Anggota Komisi VIII DPR Deding Ishak mengatakan, wacana tersebut sudah dibicarakan lintas fraksi di DPR.
"Kalau memang ada keinginan pemerintah melakukan pembinaan dan Kementerian Agama yang melakukan pembinaan penghayat kepercayaan tentu diusulkan setingkat direktorat," kata Deding, saat dihubungi, Rabu (8/11/2017).
Ia mencontohkan, saat ini di Kementerian Agama ada Direktorat Jenderal yang melakukan pembinaan terhadap masing-masing agama, misalnya Dirjen Bimas Islam.
Baca: Kemendagri Butuh Waktu untuk Terapkan Putusan MK Soal Penghayat Kepercayaan
Meskipun, untuk Konghucu saat ini masih berada di bawah Sekretaris Jenderal karena jumlah umat yang belum terlalu banyak.
Hal itu akan dibicarakan dalam rapat kerja Komisi VIII dengan Menteri Agama seusai masa reses DPR.
Namun, untuk pembentukan struktur tersebut Deding menilai perlu untuk menunggu pendataan Kementerian Dalam Negeri terkait penganut kepercayaan tersebut.
"Yang penting bagaimana Kemendagri untuk pendataan dulu," ujar Anggota DPR dari Daerah Pemilihan Jawa Barat III itu.
Dalam putusannya, Majelis Hakim MK berpendapat bahwa kata “agama” dalam Pasal 61 ayat (1) dan Pasal 64 ayat (1) bertentangan dengan UUD 1945 dan tidak mempunyai kekuatan hukum mengikat secara bersyarat sepanjang tidak termasuk penganut aliran kepercayaan.
Baca juga: MK: Hak Penganut Kepercayaan Setara dengan Pemeluk 6 Agama
Artinya, penganut aliran kepercayaan memiliki kedudukan hukum yang sama dengan pemeluk enam agama yang diakui pemerintah, dalam memperoleh hak terkait administrasi kependudukan.
"Majelis Hakim mengabulkan permohonan para Pemohon untuk seluruhnya.
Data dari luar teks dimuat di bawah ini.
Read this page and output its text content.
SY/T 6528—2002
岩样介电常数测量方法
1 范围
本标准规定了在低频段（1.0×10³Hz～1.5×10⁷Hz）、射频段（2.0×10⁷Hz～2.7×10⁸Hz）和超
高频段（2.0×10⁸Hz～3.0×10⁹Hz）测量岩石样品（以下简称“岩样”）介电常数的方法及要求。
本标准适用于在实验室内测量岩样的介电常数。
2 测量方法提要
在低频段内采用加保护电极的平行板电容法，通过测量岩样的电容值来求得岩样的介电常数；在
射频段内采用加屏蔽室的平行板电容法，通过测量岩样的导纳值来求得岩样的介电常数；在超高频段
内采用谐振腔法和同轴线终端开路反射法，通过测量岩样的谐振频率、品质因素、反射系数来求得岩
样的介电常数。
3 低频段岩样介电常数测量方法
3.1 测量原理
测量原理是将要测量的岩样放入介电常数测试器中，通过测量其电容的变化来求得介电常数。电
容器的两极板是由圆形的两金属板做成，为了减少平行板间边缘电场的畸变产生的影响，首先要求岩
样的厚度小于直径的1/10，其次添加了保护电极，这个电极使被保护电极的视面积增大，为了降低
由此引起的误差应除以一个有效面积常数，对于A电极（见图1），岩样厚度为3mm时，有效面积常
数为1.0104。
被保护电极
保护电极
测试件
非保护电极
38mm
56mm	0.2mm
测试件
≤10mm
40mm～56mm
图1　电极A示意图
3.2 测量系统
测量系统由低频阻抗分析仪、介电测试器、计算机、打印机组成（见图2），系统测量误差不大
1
Kedua, menyatakan kata 'agama' dalam Pasal 61 ayat (1) dan Pasal 64 ayat (1) Undang-Undang Nomor 23 Tahun 2006 tentang Administrasi Kependudukan sebagaimana telah diubah dengan Undang-Undang Nomor 24 Tahun 2013 tentang Perubahan Atas Undang-Undang Nomor 23 Tahun 2006 bertentangan dengan UUD 1945 dan tidak mempunyai kekuatan hukum mengikat secara bersyarat sepanjang tidak termasuk aliran kepercayaan," ujar Ketua MK Arief Hidayat.
Selain itu, MK memutuskan pasal 61 Ayat (2) dan pasal 64 ayat (5) UU Adminduk bertentangan dengan UUD 1945 dan tidak mempunyai kekuatan hukum mengikat.
MK menyatakan bahwa status penghayat kepercayaan dapat dicantumkam dalam kolom agama di KK dan e-KTP tanpa perlu merinci aliran kepercayaan yang dianutnya.
Hal tersebut diperlukan untuk mewujudkan tertib administrasi kependudukan mengingat jumlah penghayat kepercayaan dalam masyarakat Indonesia sangat banyak dan beragam.